10.6 Dysplasias with Decreased Bone Density

These are represented primarily by osteogenesis imperfecta. Four main types have been described with osteogenesis imperfecta type II being the most common lethal skeletal dysplasia. In the extremities, in osteogenesis type II, there is generalized osteoporosis with or without fractures and shortened, widened long bones with thin cortices (Lachman 2008).

10.7 Sclerosing Bone Dysplasias

This can be divided into those conditions with increased bone density without alteration of bone shape (osteopetrosis and pyknodysostosis) and the craniotubular dysplasias (craniodiaphyseal dysplasia, craniometaphyseal dysplasia and Pyle dysplasia).

The long bones in osteopetrosis demonstrate metaphyseal expansion and osteosclerosis. There may be a “bone within a bone” appearance of the short tubular bones of the hand due to variation in disease activity (Lachman 2008) (Fig. 53).

Pyknodysostosis can be differentiated by the dysplastic or absent terminal phalanges, in combination with wide-open fontanelles and hypoplasia of the clavicles (Wynne-Davies et al. 1985).

10.8 Increased Limb Length

Marfans syndrome is a connective tissue disorder with autosomal dominant inheritance caused by mutations in the extracellular matrix protein fibrillin I. Typically, the patient is tall with long, slender limbs and digits. Arachnodactyly can be determined by an abnormal metacarpal index above nine (sum of the lengths of the second to fifth metacarpals divided by the sum of the widths of the same bones) (McAlister et al. 2008) (Fig. 49).

11 Summary

While the classification of CHD presented is broadly and most commonly used in clinical practice it has many limitations, not least that some differences could comfortably be placed in several groups (e.g., Fig. 46a, b).

Radiology is vital for the assessment, treatment planning and follow up of all but the mildest cases of CHD, with plain films remaining the main imaging modality.
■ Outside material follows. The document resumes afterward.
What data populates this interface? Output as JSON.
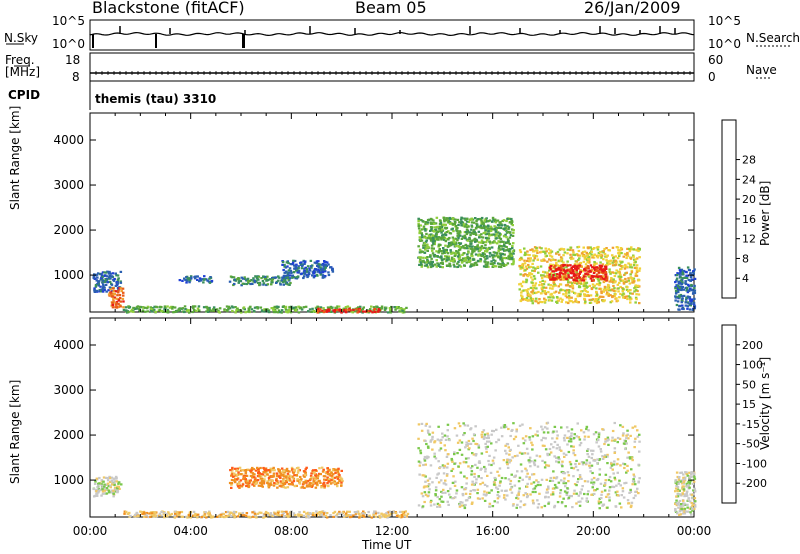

Ultrasound and MRI are reserved for specific indications. Ultrasound can be extremely helpful in the assessment of tendons, and in the clarification of the nature of isolated swellings. MRI may provide additional information in selected cases, and is particularly important in the management of more complex overgrowth syndromes. Obstetric ultrasound now allows diagnosis of CHD earlier in fetal life, and advances in this modality will continue to raise the possibility of novel management opportunities and present new dilemmas.

Several CHD are associated with systemic syndromes and the reporting radiologist should be aware of these to highlight the need for further evaluation.

The management of CHD must be within a multidisciplinary environment with a team able to deal with all of the complex issues presented by this challenging group of patients.